As Australia observed a public holiday for the Queen’s Birthday yesterday, traders had little to go by throughout the Asian session, markets turning to a relatively encouraging Chinese Trade Balance reading over the weekend. In addition to positivity from China’s trade surplus, the People’s Bank of China reduced the amount of cash that banks must hold in reserve in an attempt to encourage lending to parts of the economy that need it most. The Aussie reached intraday highs of 0.9363 US cents to eventually succumb to broad greenback strength. This morning’s session brings the release of NAB Business Confidence data and Chinese CPI, both are likely to provide direction in the Aussie.

The Euro began the week moving moderately higher against its US counterpart but gains were short lived and lacked substance. On the approach to the London session open the Euro began to move lower, with losses mounting on the announcement of a weaker investor confidence reading from the Eurozone. It is not surprising that in the wake of recent policy changes from the ECB that investor sentiment is low as it is still unclear whether the ECB has done enough to stimulate growth throughout the bloc.

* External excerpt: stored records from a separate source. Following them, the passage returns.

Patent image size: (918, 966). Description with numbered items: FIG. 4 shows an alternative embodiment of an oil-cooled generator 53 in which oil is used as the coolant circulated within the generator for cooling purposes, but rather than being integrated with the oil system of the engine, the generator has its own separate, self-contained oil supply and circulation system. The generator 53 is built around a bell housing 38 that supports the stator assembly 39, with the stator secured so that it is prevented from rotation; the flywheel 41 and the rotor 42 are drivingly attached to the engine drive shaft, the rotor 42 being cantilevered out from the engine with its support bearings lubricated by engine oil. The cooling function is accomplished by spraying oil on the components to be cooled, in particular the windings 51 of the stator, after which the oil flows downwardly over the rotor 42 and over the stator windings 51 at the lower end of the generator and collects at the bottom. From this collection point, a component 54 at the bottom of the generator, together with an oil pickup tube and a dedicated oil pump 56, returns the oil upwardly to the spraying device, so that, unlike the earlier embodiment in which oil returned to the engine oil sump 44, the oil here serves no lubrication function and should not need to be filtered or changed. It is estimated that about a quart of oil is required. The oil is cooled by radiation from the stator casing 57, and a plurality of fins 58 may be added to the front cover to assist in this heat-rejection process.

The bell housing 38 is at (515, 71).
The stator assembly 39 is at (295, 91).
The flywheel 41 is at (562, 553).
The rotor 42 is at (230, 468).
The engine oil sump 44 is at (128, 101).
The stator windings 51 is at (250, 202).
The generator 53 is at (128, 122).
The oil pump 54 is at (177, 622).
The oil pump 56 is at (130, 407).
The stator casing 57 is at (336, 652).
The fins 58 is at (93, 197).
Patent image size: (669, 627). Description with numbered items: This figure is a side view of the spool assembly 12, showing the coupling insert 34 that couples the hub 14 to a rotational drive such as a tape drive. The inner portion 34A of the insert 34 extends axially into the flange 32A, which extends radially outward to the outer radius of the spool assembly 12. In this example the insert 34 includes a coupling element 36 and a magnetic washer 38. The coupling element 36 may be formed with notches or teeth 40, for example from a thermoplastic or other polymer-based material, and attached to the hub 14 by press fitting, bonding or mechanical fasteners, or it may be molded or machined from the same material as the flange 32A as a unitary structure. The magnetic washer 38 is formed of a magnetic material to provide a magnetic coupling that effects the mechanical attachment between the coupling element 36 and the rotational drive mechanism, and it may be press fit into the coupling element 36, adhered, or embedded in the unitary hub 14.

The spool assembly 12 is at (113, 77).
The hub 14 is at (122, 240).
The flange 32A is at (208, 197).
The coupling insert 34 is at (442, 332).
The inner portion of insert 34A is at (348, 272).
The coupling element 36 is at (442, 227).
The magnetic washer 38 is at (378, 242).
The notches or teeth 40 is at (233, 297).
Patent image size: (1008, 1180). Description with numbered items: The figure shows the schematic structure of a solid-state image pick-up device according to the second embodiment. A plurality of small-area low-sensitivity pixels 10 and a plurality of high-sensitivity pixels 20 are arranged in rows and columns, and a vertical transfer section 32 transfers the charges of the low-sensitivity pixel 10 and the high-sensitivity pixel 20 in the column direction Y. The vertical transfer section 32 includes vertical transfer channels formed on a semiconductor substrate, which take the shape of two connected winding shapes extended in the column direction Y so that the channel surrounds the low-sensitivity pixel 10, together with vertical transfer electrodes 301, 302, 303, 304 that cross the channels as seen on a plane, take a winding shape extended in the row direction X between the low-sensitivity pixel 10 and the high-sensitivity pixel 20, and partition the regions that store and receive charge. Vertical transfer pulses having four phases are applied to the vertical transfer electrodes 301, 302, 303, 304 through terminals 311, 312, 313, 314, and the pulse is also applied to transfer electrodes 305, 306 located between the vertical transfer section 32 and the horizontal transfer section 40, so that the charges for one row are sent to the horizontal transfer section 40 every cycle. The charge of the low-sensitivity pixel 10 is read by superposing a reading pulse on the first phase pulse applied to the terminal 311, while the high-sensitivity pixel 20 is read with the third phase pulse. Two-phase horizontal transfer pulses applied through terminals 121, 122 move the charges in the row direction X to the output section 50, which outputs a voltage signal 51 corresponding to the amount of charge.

In a day of little direction, the world’s reserve currency came out on top and extended gains seen from last week’s encouraging jobs report. Markets will have to wait until Thursday evening for real direction when we can expect to see an uplift of 0.6% in retail sales data which would support claims that US growth has recovered from the first quarter. On top of this, PPI and consumer confidence will act as catalysts towards the end of the week.